So I’m sitting in a rocking chair in Philadelphia airport staring out into the airfield. There’s a colony of them by the big window, all white, facing out to the horizon. Rocking chairs, that is. Travellers and staff on breaks sit and lap up the light like passengers on the rear deck of a liner. I have cleared immigration and have an ocean of hours to waste waiting for my connection, southbound and westward to Austin in the vast state of Texas. Behind us busybodies pass wittering on mobile phones. The polished floor reflects the motion of wheeled cases gliding across the concourse in a great waltz. Everybody has somewhere to get to with their cache of stuff, the same stuff in every bag. I am perfectly still for the while, apart from the occasional, comforting little rock.
Aboard I watch from my porthole the baggage handler tossing luggage from a wagon onto our plane. He sports a dapper Isaac Hayes beard and wears his hi-vis tabard around his shoulders like a little cape. For some reason he loads my guitar last and it’s the only item he places onto the belt with any delicacy. Perhaps he’s one of us.
During the flight I look across the aisle to see a woman poring over a large bible. It has those slivered page edges that denote the shining glory of the content. Her expression is very severe – and no wonder. It’s completely incomprehensible, the bible. I feel I ought to warn her it has a very nasty ending but God hates a spoiler. The sun sinks below the wooly purple strata with a final orange farewell and I turn my eyes into the godless pages of the New Yorker, that in-flight journal of the sanctimonious middle class. Full of smugness of every conceivable stripe it nonetheless kills the hours with its silky house-style and soothing font. Not very Texas, though. I’ll have to sort that out.

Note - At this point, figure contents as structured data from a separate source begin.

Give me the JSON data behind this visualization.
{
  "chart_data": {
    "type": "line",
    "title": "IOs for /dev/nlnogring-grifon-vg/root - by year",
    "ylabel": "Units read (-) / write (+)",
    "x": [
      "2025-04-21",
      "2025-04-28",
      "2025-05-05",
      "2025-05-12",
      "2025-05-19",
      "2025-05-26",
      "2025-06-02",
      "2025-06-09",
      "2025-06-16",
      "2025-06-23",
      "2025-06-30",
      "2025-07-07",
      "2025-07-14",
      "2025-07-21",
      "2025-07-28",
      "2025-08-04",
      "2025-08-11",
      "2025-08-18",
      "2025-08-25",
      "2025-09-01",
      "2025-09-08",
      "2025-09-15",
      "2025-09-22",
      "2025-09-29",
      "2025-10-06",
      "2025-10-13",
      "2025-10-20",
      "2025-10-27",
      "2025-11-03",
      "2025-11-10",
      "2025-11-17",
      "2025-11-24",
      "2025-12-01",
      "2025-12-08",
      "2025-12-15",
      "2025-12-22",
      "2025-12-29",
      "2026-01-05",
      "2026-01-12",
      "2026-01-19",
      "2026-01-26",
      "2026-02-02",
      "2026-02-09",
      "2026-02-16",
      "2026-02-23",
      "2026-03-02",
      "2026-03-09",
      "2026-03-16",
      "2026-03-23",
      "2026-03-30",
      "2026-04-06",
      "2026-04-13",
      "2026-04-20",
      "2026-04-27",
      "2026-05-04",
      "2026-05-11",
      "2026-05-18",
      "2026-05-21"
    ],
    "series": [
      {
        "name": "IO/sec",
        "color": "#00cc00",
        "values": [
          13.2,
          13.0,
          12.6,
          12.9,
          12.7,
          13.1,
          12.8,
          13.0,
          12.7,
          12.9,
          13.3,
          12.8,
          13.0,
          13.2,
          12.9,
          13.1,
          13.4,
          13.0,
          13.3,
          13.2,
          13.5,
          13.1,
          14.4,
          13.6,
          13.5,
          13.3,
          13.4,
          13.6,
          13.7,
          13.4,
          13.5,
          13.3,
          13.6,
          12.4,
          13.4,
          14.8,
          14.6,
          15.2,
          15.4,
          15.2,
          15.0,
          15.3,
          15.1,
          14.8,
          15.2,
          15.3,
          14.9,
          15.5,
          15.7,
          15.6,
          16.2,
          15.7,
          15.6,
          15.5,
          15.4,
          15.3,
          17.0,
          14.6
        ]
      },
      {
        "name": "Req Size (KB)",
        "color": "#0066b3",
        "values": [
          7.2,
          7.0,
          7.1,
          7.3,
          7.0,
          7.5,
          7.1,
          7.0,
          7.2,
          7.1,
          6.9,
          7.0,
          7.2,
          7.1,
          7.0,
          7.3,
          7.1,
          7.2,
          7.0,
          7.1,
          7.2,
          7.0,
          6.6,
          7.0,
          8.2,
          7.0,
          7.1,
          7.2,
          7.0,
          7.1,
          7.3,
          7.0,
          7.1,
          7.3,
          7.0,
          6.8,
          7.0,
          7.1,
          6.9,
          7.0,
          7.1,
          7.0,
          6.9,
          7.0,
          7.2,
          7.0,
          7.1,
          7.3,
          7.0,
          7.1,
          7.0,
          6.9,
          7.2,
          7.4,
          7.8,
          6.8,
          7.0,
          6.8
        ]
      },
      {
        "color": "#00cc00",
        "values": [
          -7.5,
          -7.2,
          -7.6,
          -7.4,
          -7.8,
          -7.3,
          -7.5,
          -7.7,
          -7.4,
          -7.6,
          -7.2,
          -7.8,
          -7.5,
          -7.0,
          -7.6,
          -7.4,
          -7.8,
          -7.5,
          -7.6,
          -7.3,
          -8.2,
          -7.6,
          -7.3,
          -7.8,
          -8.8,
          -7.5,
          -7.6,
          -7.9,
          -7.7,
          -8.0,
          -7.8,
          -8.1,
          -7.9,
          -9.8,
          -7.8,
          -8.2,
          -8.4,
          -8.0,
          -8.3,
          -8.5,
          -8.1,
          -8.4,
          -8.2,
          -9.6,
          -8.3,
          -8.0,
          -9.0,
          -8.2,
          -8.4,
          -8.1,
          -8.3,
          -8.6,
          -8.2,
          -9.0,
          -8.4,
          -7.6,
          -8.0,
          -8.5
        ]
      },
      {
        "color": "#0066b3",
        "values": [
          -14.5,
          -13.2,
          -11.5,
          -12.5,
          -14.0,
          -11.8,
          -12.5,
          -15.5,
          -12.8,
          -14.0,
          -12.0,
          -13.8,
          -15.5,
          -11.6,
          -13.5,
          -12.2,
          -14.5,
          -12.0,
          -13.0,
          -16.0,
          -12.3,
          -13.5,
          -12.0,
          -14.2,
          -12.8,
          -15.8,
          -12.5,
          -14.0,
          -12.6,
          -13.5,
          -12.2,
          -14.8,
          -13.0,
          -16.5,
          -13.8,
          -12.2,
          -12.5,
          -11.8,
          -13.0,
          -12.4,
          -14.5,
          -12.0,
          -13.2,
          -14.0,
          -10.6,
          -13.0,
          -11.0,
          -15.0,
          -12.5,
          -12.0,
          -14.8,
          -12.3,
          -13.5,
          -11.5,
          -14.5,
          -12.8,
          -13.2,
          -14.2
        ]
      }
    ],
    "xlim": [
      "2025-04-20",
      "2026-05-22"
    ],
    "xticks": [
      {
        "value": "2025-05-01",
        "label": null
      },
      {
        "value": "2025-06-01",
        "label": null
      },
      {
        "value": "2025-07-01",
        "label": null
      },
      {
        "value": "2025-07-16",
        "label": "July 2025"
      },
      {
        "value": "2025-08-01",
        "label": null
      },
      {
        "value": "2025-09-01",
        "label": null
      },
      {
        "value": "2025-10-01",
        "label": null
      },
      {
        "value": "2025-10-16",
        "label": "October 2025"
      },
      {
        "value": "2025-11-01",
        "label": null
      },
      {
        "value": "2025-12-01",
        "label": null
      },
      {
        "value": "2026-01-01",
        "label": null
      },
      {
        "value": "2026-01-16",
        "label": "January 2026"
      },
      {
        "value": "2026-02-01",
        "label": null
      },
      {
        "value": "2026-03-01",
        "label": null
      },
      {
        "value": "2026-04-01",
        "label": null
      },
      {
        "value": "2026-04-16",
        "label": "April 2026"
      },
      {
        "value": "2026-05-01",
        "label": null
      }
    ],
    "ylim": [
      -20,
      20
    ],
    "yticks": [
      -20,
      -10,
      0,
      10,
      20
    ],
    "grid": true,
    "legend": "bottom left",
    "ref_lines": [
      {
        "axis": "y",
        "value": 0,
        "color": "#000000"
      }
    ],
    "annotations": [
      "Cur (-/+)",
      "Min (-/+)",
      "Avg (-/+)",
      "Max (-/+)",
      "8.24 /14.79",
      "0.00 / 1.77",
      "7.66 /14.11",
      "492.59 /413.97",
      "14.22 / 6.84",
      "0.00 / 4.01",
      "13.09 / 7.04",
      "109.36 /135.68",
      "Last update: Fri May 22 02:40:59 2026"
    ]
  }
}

Little scatterings of lights appear below the enormous night like patches of phosphorescent algae on a dark sea. Sailing above, the seahorse of the Plough presides sublimely in the western sky. Suddenly the ground is alive with glowing towns as far as the eye can see and Austin swims up like a dream through the twilight. I have been in transit for eighteen hours and I’m becoming little more than a thin layer of sweat encasing a dull heartbeat. My chain-hotel box sits by an Interstate awaiting my fresh bag of stuff with trembling air-conditioning, tiny bars of soap and a plastic tumbler wrapped in polythene like bagged evidence from a murder.